Purpose. Cubical diagrams have become increasingly important over the last two decades, both as a powerful organizational tool and because of their many applications. They provide the language necessary for the Blakers–Massey Theorems, which unify many classical results; they lie at the heart of calculus of functors, which has many uses in algebraic and geometric topology; and they are intimately related to homotopy (co)limits of diagrams and (co)simplicial spaces. The growing importance of cubical diagrams demands an up-to-date, comprehensive introduction to this subject.
In addition, self-contained, expository accounts of homotopy (co)limits and (co)simplicial spaces do not appear to exist in the literature.
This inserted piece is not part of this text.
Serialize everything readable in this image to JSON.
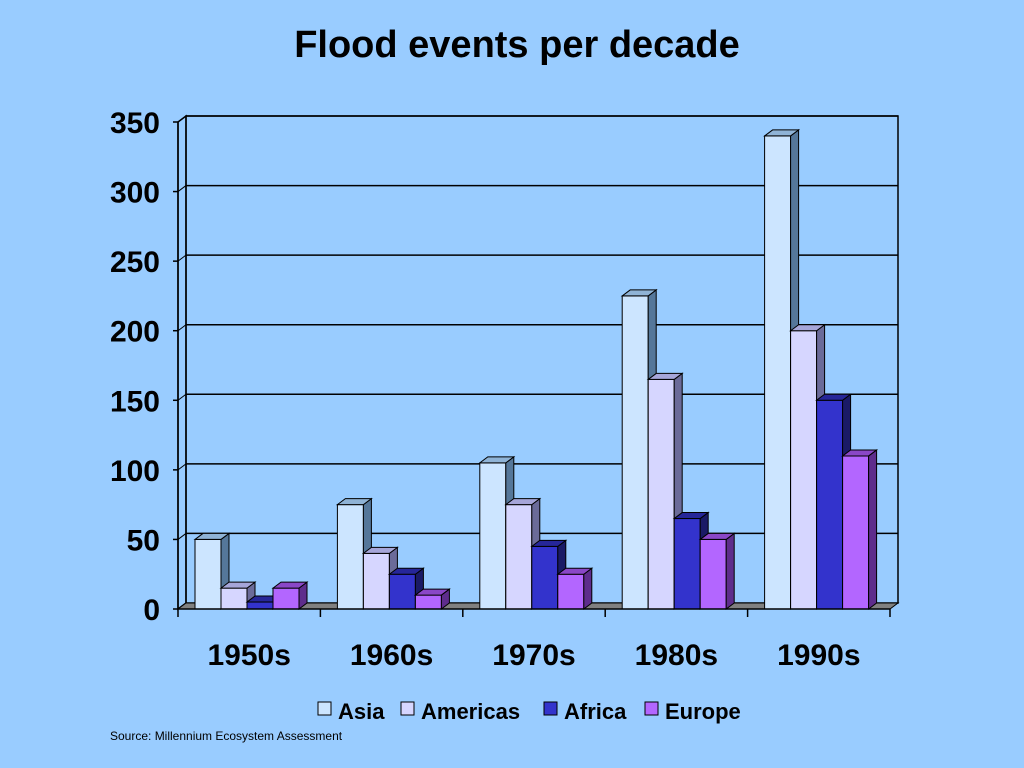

Most standard references on these subjects adopt the language of model categories, thereby usually sacrificing concreteness for generality. One of the goals of this book is to provide an introductory treatment to the theory of homotopy (co)limits in the category of topological spaces.
This book makes the case for adding the homotopy limit and colimit of a punctured square (homotopy pullback and homotopy pushout) to the essential toolkit for a homotopy theorist. These elementary constructions unify many basic concepts and endow the category of topological spaces with a sophisticated way to “add” (pushout) and “multiply” (pullback) spaces, and so “do algebra”. Homotopy pullbacks and pushouts lie at the core of much of what we do and they build a foundation for the homotopy theory of cubical diagrams, which in turn provides a concrete introduction to the theory of general homotopy (co)limits and (co)simplicial spaces.
Features. We develop the homotopy theory of cubical diagrams in a gradual way, starting with squares and working up to cubes and beyond. Along the way, we show the reader how to develop competence with these topics with over 300 worked examples. Fully worked proofs are provided for the most part, and the reader will be able to fill in those that are not provided or have only been sketched. Many results in this book are known, but their proofs do not appear to exist. If we were not able to find a proof in the literature, we have indicated that this is the case. The reader will also benefit from an abundance of suggestions for further reading.
Cubical diagrams are an essential concept for stating and understanding the generalized Blakers–Massey Theorems, fundamental results lying at the intersection of stable and unstable homotopy theory.